Being in a foster home I had to adjust to the kids in the home who confided that they believed their parents were coming back and just needed time to get themselves back together. And when they asked me where my parents were, I calmly told them one was dead and the other a dead beat. After that they usually backed off. I really didn't socialize with anyone at school or home the only person that I talked to being Angela. I mean I'd rather not share my thoughts with other people, they're pretty disturbing. Though the thoughts aren't just thoughts they're my personality. I can't switch it off no matter how hard I try so I'm left with solution of suppressing it.

"Maury wants to talk to you," My roommate Ariana told me, her eyes drilled to her cracked t-mobile phone. Ariana was about two years younger than me always wearing her hair in afro. We didn't talk much to each other as she stayed on the top bunk with me on the bottom bunk only speaking when it was absolutely necessary.

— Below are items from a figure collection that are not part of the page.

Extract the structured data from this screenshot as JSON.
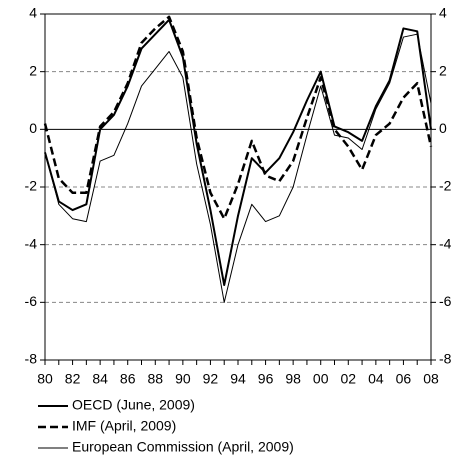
{
  "chart_data": {
    "type": "line",
    "categories": [
      "80",
      null,
      "82",
      null,
      "84",
      null,
      "86",
      null,
      "88",
      null,
      "90",
      null,
      "92",
      null,
      "94",
      null,
      "96",
      null,
      "98",
      null,
      "00",
      null,
      "02",
      null,
      "04",
      null,
      "06",
      null,
      "08"
    ],
    "series": [
      {
        "name": "OECD (June, 2009)",
        "color": "#000000",
        "width": 2,
        "dashed": false,
        "values": [
          -0.8,
          -2.5,
          -2.8,
          -2.6,
          0.0,
          0.5,
          1.5,
          2.8,
          3.3,
          3.8,
          2.5,
          -0.5,
          -2.8,
          -5.4,
          -3.0,
          -1.0,
          -1.5,
          -1.0,
          -0.1,
          1.0,
          2.0,
          0.1,
          -0.1,
          -0.4,
          0.8,
          1.7,
          3.5,
          3.4,
          0.0
        ]
      },
      {
        "name": "IMF (April, 2009)",
        "color": "#000000",
        "width": 2.5,
        "dashed": true,
        "values": [
          0.2,
          -1.7,
          -2.2,
          -2.2,
          0.1,
          0.6,
          1.6,
          3.0,
          3.5,
          3.9,
          2.7,
          -0.3,
          -2.2,
          -3.1,
          -1.9,
          -0.4,
          -1.6,
          -1.8,
          -1.1,
          0.4,
          1.8,
          0.0,
          -0.6,
          -1.4,
          -0.2,
          0.2,
          1.1,
          1.6,
          -0.6
        ]
      },
      {
        "name": "European Commission (April, 2009)",
        "color": "#000000",
        "width": 1,
        "dashed": false,
        "values": [
          -0.8,
          -2.6,
          -3.1,
          -3.2,
          -1.1,
          -0.9,
          0.2,
          1.5,
          2.1,
          2.7,
          1.8,
          -1.2,
          -3.3,
          -6.0,
          -4.0,
          -2.6,
          -3.2,
          -3.0,
          -2.0,
          -0.2,
          1.5,
          -0.2,
          -0.3,
          -0.7,
          0.7,
          1.6,
          3.2,
          3.3,
          0.9
        ]
      }
    ],
    "ylim": [
      -8,
      4
    ],
    "yticks": [
      -8,
      -6,
      -4,
      -2,
      0,
      2,
      4
    ],
    "y2lim": [
      -8,
      4
    ],
    "y2ticks": [
      -8,
      -6,
      -4,
      -2,
      0,
      2,
      4
    ],
    "grid": true,
    "legend": "bottom"
  }
}
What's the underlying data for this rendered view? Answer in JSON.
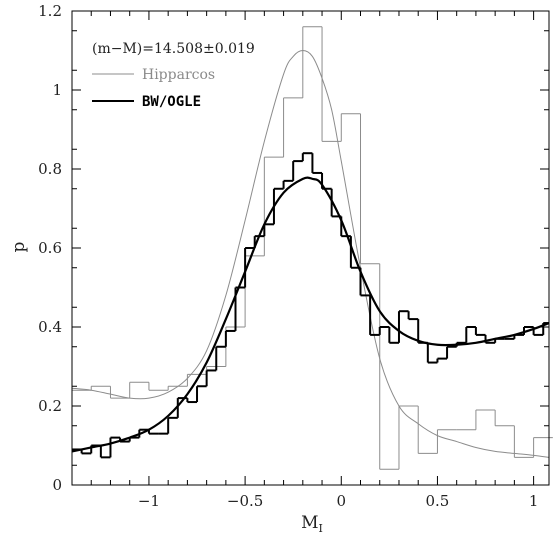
{
  "chart_data": {
    "type": "line",
    "xlabel_main": "M",
    "xlabel_sub": "I",
    "ylabel": "p",
    "xlim": [
      -1.4,
      1.08
    ],
    "ylim": [
      0,
      1.2
    ],
    "x_ticks": [
      -1,
      -0.5,
      0,
      0.5,
      1
    ],
    "x_tick_labels": [
      "−1",
      "−0.5",
      "0",
      "0.5",
      "1"
    ],
    "y_ticks": [
      0,
      0.2,
      0.4,
      0.6,
      0.8,
      1,
      1.2
    ],
    "y_tick_labels": [
      "0",
      "0.2",
      "0.4",
      "0.6",
      "0.8",
      "1",
      "1.2"
    ],
    "annotation": "(m−M)=14.508±0.019",
    "legend_position": "top-left",
    "colors": {
      "hipparcos": "#8c8c8c",
      "bwogle": "#000000"
    },
    "series": [
      {
        "name": "Hipparcos",
        "kind": "histogram",
        "bin_edges": [
          -1.4,
          -1.3,
          -1.2,
          -1.1,
          -1.0,
          -0.9,
          -0.8,
          -0.7,
          -0.6,
          -0.5,
          -0.4,
          -0.3,
          -0.2,
          -0.1,
          0.0,
          0.1,
          0.2,
          0.3,
          0.4,
          0.5,
          0.6,
          0.7,
          0.8,
          0.9,
          1.0,
          1.1
        ],
        "values": [
          0.24,
          0.25,
          0.22,
          0.26,
          0.24,
          0.25,
          0.28,
          0.3,
          0.4,
          0.58,
          0.83,
          0.98,
          1.16,
          0.87,
          0.94,
          0.56,
          0.04,
          0.2,
          0.08,
          0.14,
          0.14,
          0.19,
          0.15,
          0.07,
          0.12
        ]
      },
      {
        "name": "Hipparcos fit",
        "kind": "curve",
        "x": [
          -1.4,
          -1.3,
          -1.2,
          -1.1,
          -1.0,
          -0.9,
          -0.8,
          -0.7,
          -0.6,
          -0.5,
          -0.4,
          -0.3,
          -0.25,
          -0.2,
          -0.15,
          -0.1,
          -0.05,
          0.0,
          0.1,
          0.2,
          0.3,
          0.4,
          0.5,
          0.6,
          0.7,
          0.8,
          0.9,
          1.0,
          1.08
        ],
        "y": [
          0.245,
          0.24,
          0.23,
          0.22,
          0.22,
          0.235,
          0.27,
          0.34,
          0.48,
          0.67,
          0.87,
          1.04,
          1.085,
          1.1,
          1.085,
          1.03,
          0.95,
          0.82,
          0.55,
          0.32,
          0.2,
          0.155,
          0.125,
          0.11,
          0.095,
          0.085,
          0.08,
          0.075,
          0.07
        ]
      },
      {
        "name": "BW/OGLE",
        "kind": "histogram",
        "bin_edges": [
          -1.4,
          -1.35,
          -1.3,
          -1.25,
          -1.2,
          -1.15,
          -1.1,
          -1.05,
          -1.0,
          -0.95,
          -0.9,
          -0.85,
          -0.8,
          -0.75,
          -0.7,
          -0.65,
          -0.6,
          -0.55,
          -0.5,
          -0.45,
          -0.4,
          -0.35,
          -0.3,
          -0.25,
          -0.2,
          -0.15,
          -0.1,
          -0.05,
          0.0,
          0.05,
          0.1,
          0.15,
          0.2,
          0.25,
          0.3,
          0.35,
          0.4,
          0.45,
          0.5,
          0.55,
          0.6,
          0.65,
          0.7,
          0.75,
          0.8,
          0.85,
          0.9,
          0.95,
          1.0,
          1.05,
          1.08
        ],
        "values": [
          0.09,
          0.08,
          0.1,
          0.07,
          0.12,
          0.11,
          0.12,
          0.14,
          0.13,
          0.13,
          0.17,
          0.22,
          0.21,
          0.25,
          0.29,
          0.35,
          0.39,
          0.5,
          0.6,
          0.63,
          0.66,
          0.75,
          0.77,
          0.82,
          0.84,
          0.79,
          0.75,
          0.68,
          0.63,
          0.55,
          0.48,
          0.38,
          0.4,
          0.36,
          0.44,
          0.42,
          0.36,
          0.31,
          0.32,
          0.35,
          0.36,
          0.4,
          0.38,
          0.36,
          0.37,
          0.37,
          0.38,
          0.4,
          0.38,
          0.41
        ]
      },
      {
        "name": "BW/OGLE fit",
        "kind": "curve",
        "x": [
          -1.4,
          -1.3,
          -1.2,
          -1.1,
          -1.0,
          -0.9,
          -0.8,
          -0.7,
          -0.6,
          -0.5,
          -0.4,
          -0.3,
          -0.2,
          -0.15,
          -0.1,
          0.0,
          0.1,
          0.2,
          0.3,
          0.4,
          0.5,
          0.6,
          0.7,
          0.8,
          0.9,
          1.0,
          1.08
        ],
        "y": [
          0.085,
          0.095,
          0.105,
          0.12,
          0.14,
          0.175,
          0.23,
          0.31,
          0.42,
          0.54,
          0.66,
          0.74,
          0.775,
          0.775,
          0.76,
          0.67,
          0.54,
          0.44,
          0.39,
          0.365,
          0.355,
          0.355,
          0.36,
          0.37,
          0.38,
          0.395,
          0.41
        ]
      }
    ]
  }
}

"What did he say he wanted?"

"To talk to you?" She squinted back at me like I was a idiot.

"Thanks," I mumbled while putting my clothes on and walked downstairs to see Maury on the couch like usual watching another episode of Law and Order. Samuel was next to him with a bowl of sunflower with another bowl next to him full of regurgitated seeds. He was the youngest of the house at thirteen often by accompanied by Maury, one of the caretakers of the house. Maury was pretty mild never picking a fight with the kids even if they were cherry picking for one and though he was probably the one I preferred to be around he wasn't much of a help. Seeing that he had to talk to me was as weird as you're teacher asking you to teach them a lesson in class they never learned. "Maury, you wanted to talk?"

"Yeah," He gazed at the tv for a few more seconds before ripping his gaze away from the television. "Your teachers all emailed about your grades."

"Ok?" I gave him a suspicious tone to urge him to continue.

"Ok and they said they were bad."

I tried to control my face expression closing my fists and stuffing them into my old and very worn sweatpants. Maury honestly didn't care much about my grades and most likely my life, but he definitely had to fake his job and act like he cared. Like right now, he was trying to get me to teach myself a lesson.

"I know they are bad," I folded my arms as he gave me a blank look as if he wanted me to add more. "And I'll do better."

"Alright good," Maury dismissed me. I guess that was a que I could go back to my room.

School wasn't really my priority. In fact, the only reason I had an A in Psychology was because I was actually interested in human behavior. I was educating myself down a variant path that might confuse others.

I took my backpack and headed back downstairs stopping at the door to lace my shoes. "Maury I'm leaving."

"Be back before nine," He didn't even turn his head.

"Got it," I closed the door behind me.

Currently I lived fifteen minutes away from the nearest city a solution that could be solved with a quick walk to the trolley. It wasn't a rare that I would see people from the home taking or selling drugs.

A great sight, really.

The sight in the city was probably better though it depended on how much money you had. With heavy pockets you had a view of everything. A struggling mom had a view of homeless junkies while they slowly metamorphosed into the final stage of unbearable death. But I mean it's still nice in a way.

Yet I wasn't there for the view, the perspective. Broad City had the biggest library in the state with a deep and strong grip onto it's roots. I could find everything I needed and more. The best benefit could be that a sprinkle of people cared about to building allowing me to embrace the silence and seclusive nature of a library I never got at home. I would grab a good six or seven books sit at a table and scan for records that could possibly be important.

Today was different

Today I got hit by a car-or what many romantics call, fate.